Prove: $h \in T_xM \iff \operatorname{dist}(x+\epsilon h,M) = o(\epsilon)$ For $M$ a smooth manifold in $\mathbb{R}^n$, $h\in\mathbb{R}^n$, $x \in M$. I know that $T_xM = \operatorname{Im}(Df) = \ker(Dg) $ where $f$, $g$ are a chart and co-chart at point $x$, respectively. I just don't see how I could relate the definition to what I need to prove.
Any help would be appreciated!
Here you go:
$ " \Rightarrow " $ Let $\gamma: \mathbb{R} \to M$ be a curve s.t. $\gamma(0)=x$ and $\gamma'(0)=h$. You can always find such a curve. Now you have:
$$ \operatorname{dist}(x+\epsilon h,M) \leq \operatorname{dist}(x+\epsilon h,\gamma(\epsilon)) $$
So what we want to show is that
$$ \lim_{\epsilon \to 0} \frac{\operatorname{dist}(x+\epsilon h,\gamma(\epsilon)) }{\epsilon}=0 $$
We can rewrite
\begin{eqnarray} \frac{\operatorname{dist}(x+\epsilon h,\gamma(\epsilon)) }{\epsilon}&=&\frac{\Vert\gamma(\epsilon)-\epsilon\gamma'(0)-\gamma(0) \Vert }{\epsilon}\\ &\leq & \left\Vert\frac{\gamma(\epsilon)-\gamma(0) }{\epsilon}- \gamma'(0) \right\Vert \end{eqnarray} Now letting $\epsilon \to 0$ we obtain that
$$ \lim_{\epsilon \to 0}\frac{\gamma(\epsilon)-\gamma(0) }{\epsilon}= \gamma'(0) $$
This shows our claim.
"$\Leftarrow$" We want to show that $h \in \ker(Dg_x)$. Choose a domain of definition $V \subset U$ for $g$ s.t. $\overline{V}\subset U$ and $\overline{V}$ is compact in $U$. By this we can assume that $g$ is Lipschitz continous with Lipschitz constant $L$.

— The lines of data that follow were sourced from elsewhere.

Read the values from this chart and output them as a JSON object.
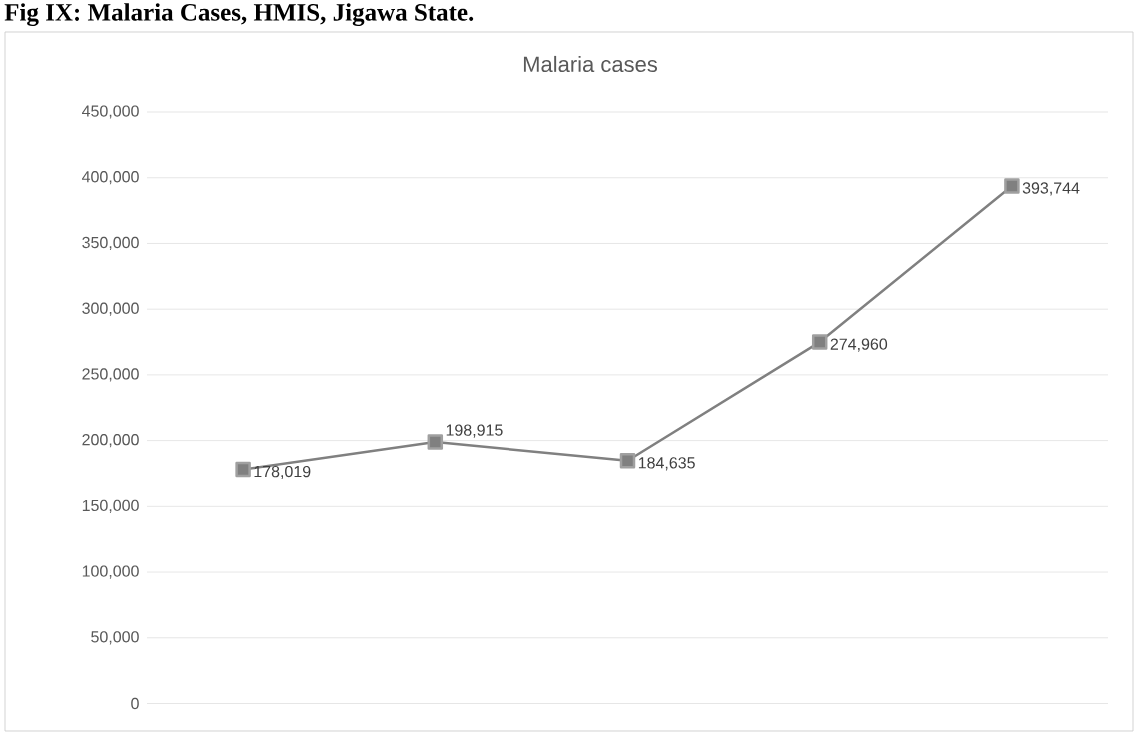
{
  "chart_data": {
    "type": "line",
    "title": "Fig IX: Malaria Cases, HMIS, Jigawa State.",
    "subtitle": "Malaria cases",
    "categories": [
      null,
      null,
      null,
      null,
      null
    ],
    "values": [
      178019,
      198915,
      184635,
      274960,
      393744
    ],
    "value_labels": [
      "178,019",
      "198,915",
      "184,635",
      "274,960",
      "393,744"
    ],
    "color": "#808080",
    "marker": "square",
    "line_style": "solid",
    "ylim": [
      0,
      450000
    ],
    "yticks": [
      {
        "value": 0,
        "label": "0"
      },
      {
        "value": 50000,
        "label": "50,000"
      },
      {
        "value": 100000,
        "label": "100,000"
      },
      {
        "value": 150000,
        "label": "150,000"
      },
      {
        "value": 200000,
        "label": "200,000"
      },
      {
        "value": 250000,
        "label": "250,000"
      },
      {
        "value": 300000,
        "label": "300,000"
      },
      {
        "value": 350000,
        "label": "350,000"
      },
      {
        "value": 400000,
        "label": "400,000"
      },
      {
        "value": 450000,
        "label": "450,000"
      }
    ],
    "grid": "y",
    "tick_labels": "y"
  }
}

Now let $\gamma(\epsilon):=x+\epsilon h$, notice that $\gamma(0)=x$ and $\gamma'(0)=h$. Furthermore let $\phi:\mathbb{R}\to M$ be the function that associates to $\epsilon$ one of the $y \in \overline{V} \cap M$ with $\operatorname{dist}(\gamma(\epsilon),M)=\operatorname{dist}(\gamma(\epsilon),y)$. Notice that as long as we restrict ourselfs to $\epsilon$ that are small enough this is well defined (You maybe want your $\epsilon$ so small that there is a ball $B$ around $\gamma(\epsilon)$ which contains $x$ and s.t. $B\subset V$ .). Also note that $\phi$ is not continous but just a function.
Now notice that $g(\gamma(0))=g(\phi(\epsilon))=0$. By the chain rule one gets:
\begin{eqnarray} \Vert Dg_x(h) \Vert &=& \Vert Dg_x(\gamma'(0))\Vert\\ &=& \left\Vert \frac{d}{d\epsilon}g(\gamma(\epsilon))_{\vert\epsilon=0}\right\Vert\\ &=& \lim_{\epsilon\to 0}\left\Vert \frac{g(\gamma(\epsilon))-g(\gamma(0))}{\epsilon} \right\Vert\\ &=&\lim_{\epsilon\to 0}\frac{1}{\epsilon}\left\Vert g(\gamma(\epsilon))-g(\phi(\epsilon)) \right\Vert\\ &\leq&\lim_{\epsilon\to 0}\frac{1}{\epsilon} L \left\Vert \gamma(\epsilon)-\phi(\epsilon) \right\Vert\\ &=& L\lim_{\epsilon\to 0}\frac{\operatorname{dist}(\gamma(\epsilon),M)}{\epsilon} \end{eqnarray} But this is zero by assumption. So all in all we get $Dg_x(h)=0$ which finishes the proof.